Perfect weak modular product graphs

TL;DR

This paper characterizes when the weak modular product of two graphs is perfect, linking it to graph isomorphism testing and identifying classes of graphs with polynomial-time isomorphism checks.

Contribution

It provides necessary and sufficient conditions for the perfectness of the weak modular product, connecting graph properties to isomorphism testing complexity.

Findings

Weak modular product perfectness characterized by specific graph classes.

Polynomial-time isomorphism testing for certain graph classes via the product.

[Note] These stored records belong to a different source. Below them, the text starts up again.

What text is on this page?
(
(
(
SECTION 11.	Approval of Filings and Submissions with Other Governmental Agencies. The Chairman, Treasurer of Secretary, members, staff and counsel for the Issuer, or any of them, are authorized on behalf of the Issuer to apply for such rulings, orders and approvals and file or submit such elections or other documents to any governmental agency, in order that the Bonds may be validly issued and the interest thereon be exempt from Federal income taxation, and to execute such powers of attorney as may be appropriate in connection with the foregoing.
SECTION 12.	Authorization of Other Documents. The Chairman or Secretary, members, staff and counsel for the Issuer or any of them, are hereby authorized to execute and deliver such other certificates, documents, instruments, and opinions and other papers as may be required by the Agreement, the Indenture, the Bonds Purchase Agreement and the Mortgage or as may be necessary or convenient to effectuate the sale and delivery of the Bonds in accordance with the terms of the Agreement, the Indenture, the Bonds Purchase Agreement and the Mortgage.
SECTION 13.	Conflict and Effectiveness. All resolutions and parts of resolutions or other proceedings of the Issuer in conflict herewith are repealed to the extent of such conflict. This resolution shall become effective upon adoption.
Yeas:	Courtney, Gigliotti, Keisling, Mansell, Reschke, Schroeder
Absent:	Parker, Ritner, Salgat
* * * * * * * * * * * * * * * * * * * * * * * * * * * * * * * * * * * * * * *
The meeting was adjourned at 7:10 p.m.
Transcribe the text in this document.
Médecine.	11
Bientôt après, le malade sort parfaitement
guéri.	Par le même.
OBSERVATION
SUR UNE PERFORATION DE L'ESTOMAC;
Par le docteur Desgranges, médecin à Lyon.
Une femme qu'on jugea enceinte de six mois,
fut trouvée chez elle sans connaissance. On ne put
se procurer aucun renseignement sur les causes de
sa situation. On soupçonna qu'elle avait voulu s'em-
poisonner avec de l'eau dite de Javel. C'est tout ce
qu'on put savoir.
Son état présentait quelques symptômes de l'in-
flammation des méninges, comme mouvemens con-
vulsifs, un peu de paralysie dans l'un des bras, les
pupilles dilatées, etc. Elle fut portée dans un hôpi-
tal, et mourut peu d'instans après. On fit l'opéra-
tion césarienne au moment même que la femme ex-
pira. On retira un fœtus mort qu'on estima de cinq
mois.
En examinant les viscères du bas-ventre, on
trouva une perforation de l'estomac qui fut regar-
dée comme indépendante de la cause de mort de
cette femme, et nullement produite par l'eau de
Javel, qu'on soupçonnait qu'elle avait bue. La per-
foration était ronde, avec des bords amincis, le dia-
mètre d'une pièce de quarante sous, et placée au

Connections established between perfect products and graph isomorphism algorithms.

Abstract

In this paper we enumerate the necessary and sufficient conditions for the weak modular product of two simple graphs to be perfect. The weak modular product differs from the direct product by also encoding non-adjacencies of the factor graphs in its edges. This work is motivated by the following: a 1978 theorem of Kozen states that two graphs on $n$ vertices are isomorphic if and only if there is a clique of size $n$ in the weak modular product between the two graphs. Furthermore, a straightforward corollary of Kozen's theorem and Lov\'{a}sz's sandwich theorem is if the weak modular product between two graphs is perfect, then checking if the graphs are isomorphic is polynomial in $n$. Interesting cases include complete multipartite graphs and disjoint unions of cliques. All perfect weak modular products have factors that fall into classes of graphs for which testing isomorphism is already known to be polynomial in the number of vertices.